Urteil vom 15. Januar 2008
II. öffentlich-rechtliche Abteilung

Bundesrichter Merkli, Präsident,
Bundesrichter Hungerbühler, Karlen,
Gerichtsschreiber Küng.

X. ________,
Beschwerdeführer, vertreten durch
Rechtsanwältin Dr. iur. Corinne Saner,

gegen

Migrationsamt des Kantons Aargau,
Bahnhofstrasse 86/88, 5001 Aarau,
Beschwerdegegnerin.

Aufenthaltsbewilligung,

Beschwerde gegen das Urteil des Rekursgerichts im Ausländerrecht des Kantons
Aargau vom 10. August 2007.

Sachverhalt:

A.
Der tunesische Staatsangehörige X.________ (geb. 1969) heiratete am 9.
September 1999 die Schweizer Bürgerin Y.________ (geb. 1980), worauf er eine
Aufenthaltsbewilligung erhielt.
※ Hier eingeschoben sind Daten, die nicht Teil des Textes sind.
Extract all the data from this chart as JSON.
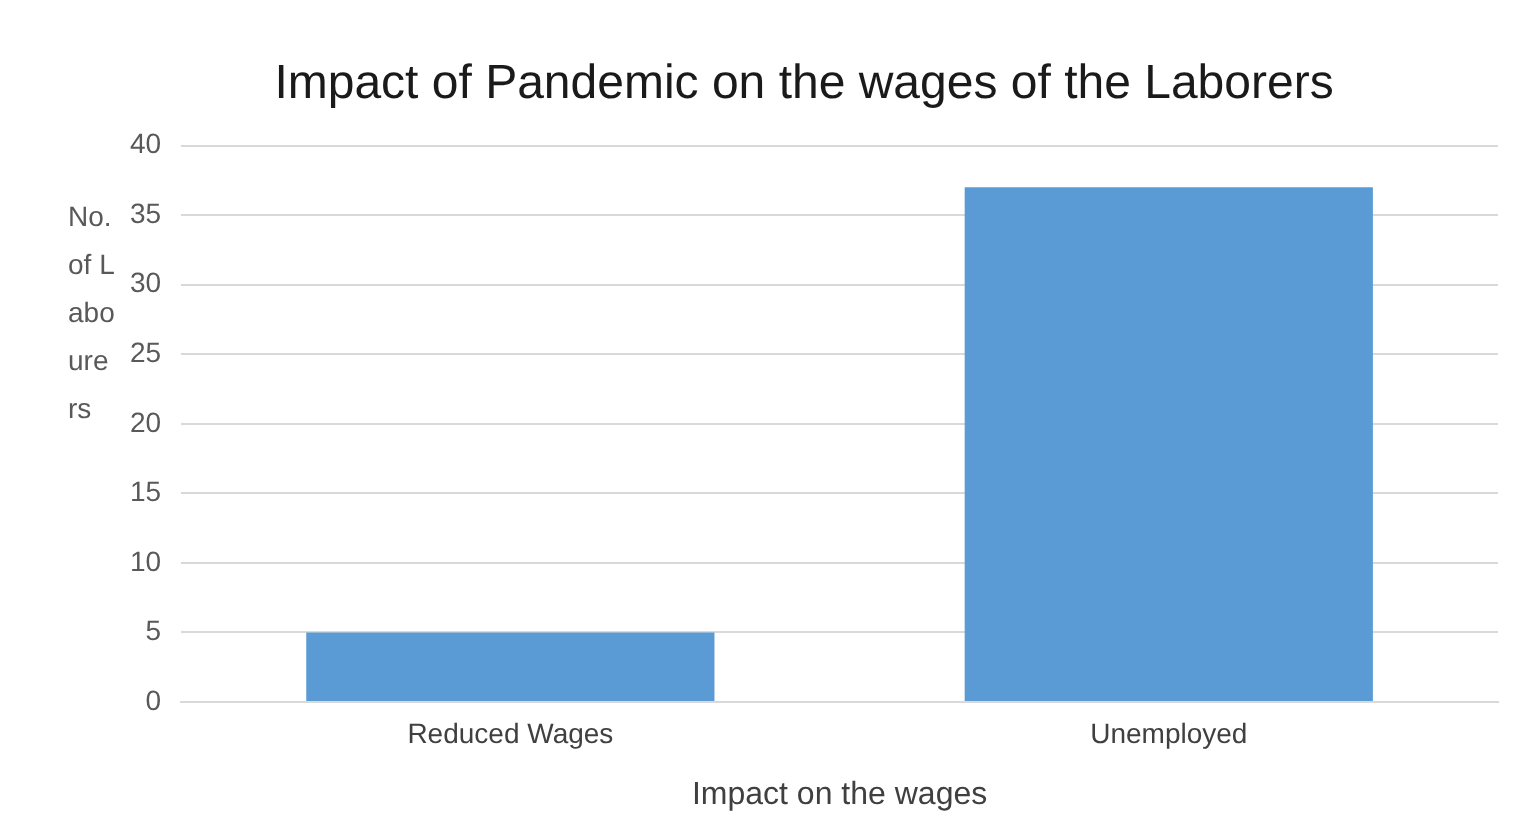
{
  "chart_data": {
    "type": "bar",
    "title": "Impact of Pandemic on the wages of the Laborers",
    "xlabel": "Impact on the wages",
    "ylabel": "No. of Labourers",
    "categories": [
      "Reduced Wages",
      "Unemployed"
    ],
    "values": [
      5,
      37
    ],
    "color": "#5b9bd5",
    "ylim": [
      0,
      40
    ],
    "yticks": [
      0,
      5,
      10,
      15,
      20,
      25,
      30,
      35,
      40
    ],
    "grid": "y"
  }
}
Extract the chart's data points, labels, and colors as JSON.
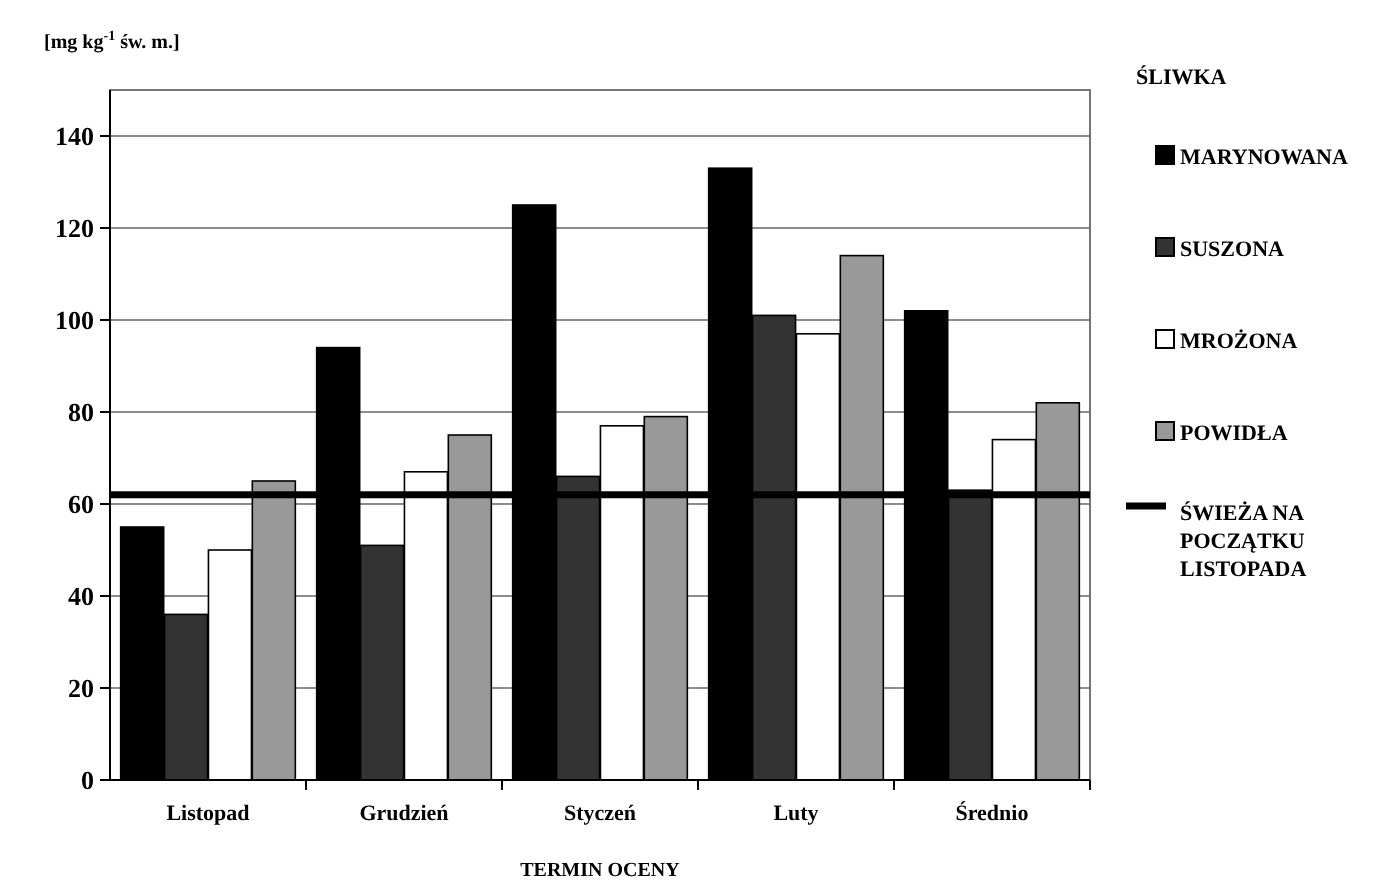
{
  "chart_data": {
    "type": "bar",
    "ylabel": "[mg kg$^{-1}$ św. m.]",
    "xlabel": "TERMIN OCENY",
    "legend_title": "ŚLIWKA",
    "categories": [
      "Listopad",
      "Grudzień",
      "Styczeń",
      "Luty",
      "Średnio"
    ],
    "series": [
      {
        "name": "MARYNOWANA",
        "color": "#000000",
        "values": [
          55,
          94,
          125,
          133,
          102
        ]
      },
      {
        "name": "SUSZONA",
        "color": "#333333",
        "values": [
          36,
          51,
          66,
          101,
          63
        ]
      },
      {
        "name": "MROŻONA",
        "color": "#ffffff",
        "values": [
          50,
          67,
          77,
          97,
          74
        ]
      },
      {
        "name": "POWIDŁA",
        "color": "#999999",
        "values": [
          65,
          75,
          79,
          114,
          82
        ]
      }
    ],
    "ref_lines": [
      {
        "axis": "y",
        "value": 62,
        "label": "ŚWIEŻA NA POCZĄTKU LISTOPADA",
        "color": "#000000"
      }
    ],
    "ylim": [
      0,
      150
    ],
    "yticks": [
      0,
      20,
      40,
      60,
      80,
      100,
      120,
      140
    ],
    "grid": "y",
    "legend": "right"
  }
}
Nachdem die Eheleute bereits seit Juli 2002
getrennt gelebt hatten, verweigerte das Departement des Innern des Kantons
Solothurn am 19. Oktober 2004 die Verlängerung der Aufenthaltsbewilligung von
X.________. Die von diesem dagegen erhobene Beschwerde wies das
Verwaltungsgericht des Kantons Solothurn mit rechtskräftigem Entscheid vom
17. Januar 2005 ab. Die Ehe wurde am 1. März 2005 geschieden. Das Bundesamt
für Migration verfügte am 17. März 2005, X.________ habe die Schweiz bis zum
20. April 2005 zu verlassen.

Am 27. Juni 2006 brachte Z.________ (geb. 1987) die Tochter A.________ zur
Welt. Anerkannter Vater des Kindes ist X.________, der damalige Lebenspartner
der Mutter. Diese teilte am 6. November 2006 dem Migrationsamt des Kantons
Aargau mit, die Beziehung mit dem Vater sei gescheitert, worauf es am 29.
Januar 2007 die Erteilung einer Aufenthaltsbewilligung an X.________
verweigerte. Dessen dagegen erhobene kantonalen Rechtsmittel blieben ohne
Erfolg.

B.
Mit Beschwerde in öffentlich-rechtlichen Angelegenheiten vom 13. September
2007 beantragt X.________ dem Bundesgericht, den Entscheid des Rekursgerichts
im Ausländerrecht des Kantons Aargau vom 10. August 2007 aufzuheben und ihm
eine Aufenthaltsbewilligung zu erteilen.

Das kantonale Migrationsamt schliesst sinngemäss auf Abweisung der
Beschwerde.

Das kantonale Rekursgericht im Ausländerrecht und das Bundesamt für Migration
beantragen, die Beschwerde abzuweisen.

C.
Am 19. September 2007 erkannte der Präsident der II. öffentlich-rechtlichen
Abteilung der Beschwerde aufschiebende Wirkung zu.

Erwägungen:

1.
1.1 Der Beschwerdeführer hat sein Gesuch um Erteilung einer
Aufenthaltsbewilligung am 11. Juli 2006 eingereicht. Gemäss Art. 126 Abs. 1
des am 1. Januar 2008 in Kraft getretenen Bundesgesetzes vom 16. Dezember
2005 über die Ausländerinnen und Ausländer (AuG; SR 142.20) bleibt somit in
materieller Hinsicht das bisherige Recht anwendbar.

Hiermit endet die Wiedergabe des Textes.